Claudiu-Richard Târziu, an ECR Member of the European Parliament, addressed the plenary session of the European Parliament in Strasbourg during a debate on the impact of the geopolitical situation on European patients and their access to medicines. The Romanian official drew attention to a major vulnerability of the European Union: its structural dependence on external markets for the supply of essential medicines.
In his speech, Claudiu Richard Târziu stressed that Europe’s health security is seriously affected by the current geopolitical context, given that active pharmaceutical ingredients are sourced largely from China and India. This reality turns European patients into “passive actors” in the face of disruptions and bottlenecks in global supply chains, with direct consequences for access to life-saving treatments.
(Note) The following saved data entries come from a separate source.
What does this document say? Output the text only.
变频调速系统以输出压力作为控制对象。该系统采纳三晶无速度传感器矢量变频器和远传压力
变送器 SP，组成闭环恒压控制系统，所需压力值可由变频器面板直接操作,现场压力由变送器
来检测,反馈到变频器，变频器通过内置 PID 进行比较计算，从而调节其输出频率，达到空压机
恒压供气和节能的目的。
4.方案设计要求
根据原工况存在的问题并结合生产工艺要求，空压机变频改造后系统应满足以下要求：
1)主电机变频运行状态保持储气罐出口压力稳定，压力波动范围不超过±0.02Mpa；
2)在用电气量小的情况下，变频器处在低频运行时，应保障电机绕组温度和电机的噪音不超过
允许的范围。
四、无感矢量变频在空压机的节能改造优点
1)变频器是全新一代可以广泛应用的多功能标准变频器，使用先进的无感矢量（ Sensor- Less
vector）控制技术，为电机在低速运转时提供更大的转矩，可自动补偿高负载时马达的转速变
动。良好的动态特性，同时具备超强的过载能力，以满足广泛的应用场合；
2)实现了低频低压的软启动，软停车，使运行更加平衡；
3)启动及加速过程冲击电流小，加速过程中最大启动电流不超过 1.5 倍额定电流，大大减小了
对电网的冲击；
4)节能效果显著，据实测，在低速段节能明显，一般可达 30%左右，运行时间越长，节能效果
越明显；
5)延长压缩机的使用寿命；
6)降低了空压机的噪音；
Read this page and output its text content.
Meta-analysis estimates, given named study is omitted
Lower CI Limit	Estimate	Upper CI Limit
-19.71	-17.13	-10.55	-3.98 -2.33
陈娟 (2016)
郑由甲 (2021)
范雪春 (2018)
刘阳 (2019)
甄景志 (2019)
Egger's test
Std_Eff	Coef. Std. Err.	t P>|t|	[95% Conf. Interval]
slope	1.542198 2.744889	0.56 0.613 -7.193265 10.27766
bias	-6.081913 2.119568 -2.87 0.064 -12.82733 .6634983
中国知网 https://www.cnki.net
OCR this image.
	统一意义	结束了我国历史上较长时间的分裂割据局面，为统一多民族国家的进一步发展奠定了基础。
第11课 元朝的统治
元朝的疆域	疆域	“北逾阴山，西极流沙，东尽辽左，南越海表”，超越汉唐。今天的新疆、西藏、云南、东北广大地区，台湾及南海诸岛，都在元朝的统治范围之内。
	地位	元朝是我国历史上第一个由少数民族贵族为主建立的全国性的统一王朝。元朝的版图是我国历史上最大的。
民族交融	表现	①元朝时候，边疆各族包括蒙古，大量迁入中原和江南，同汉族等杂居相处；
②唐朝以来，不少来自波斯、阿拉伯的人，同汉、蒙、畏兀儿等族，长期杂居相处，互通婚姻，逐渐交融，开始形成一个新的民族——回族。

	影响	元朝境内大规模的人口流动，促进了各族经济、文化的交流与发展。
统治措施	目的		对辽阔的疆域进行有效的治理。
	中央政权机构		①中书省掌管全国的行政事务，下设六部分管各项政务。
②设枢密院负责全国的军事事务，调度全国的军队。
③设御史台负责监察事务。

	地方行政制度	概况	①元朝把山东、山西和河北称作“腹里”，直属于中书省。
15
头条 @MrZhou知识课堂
The MEP referred to the European Pharmaceutical Package launched by the European Commission in response to medicine shortages. While the document officially acknowledges the existence of this crisis, Claudiu Richard Târziu argued that the proposed measures are insufficient and fail to address the root causes of the problem.
“The fundamental causes of shortages are not being resolved: excessive costs and increasingly burdensome administrative regulations have driven pharmaceutical manufacturers to relocate production capacities to less restrictive regions,” he explained to fellow MEPs.
In his view, without a clear strategy to encourage the return of pharmaceutical production to EU territory, the Pharmaceutical Package will bring neither real benefits for patients nor an increase in Europe’s medical security.
In a critical remark targeting ideological approaches, Claudiu Richard Târziu concluded that progressive policies cannot replace concrete solutions in the field of health. “If progressive doctrine could cure medical conditions, the European Union would have the healthiest citizens in the world. But in the real world, we are obliged to prioritize life, not ideological utopias,” the Romanian MEP stated.
His intervention brings back to the forefront the need for a pragmatic industrial and health policy capable of reducing external dependencies and protecting the health of European citizens in an increasingly unstable geopolitical environment.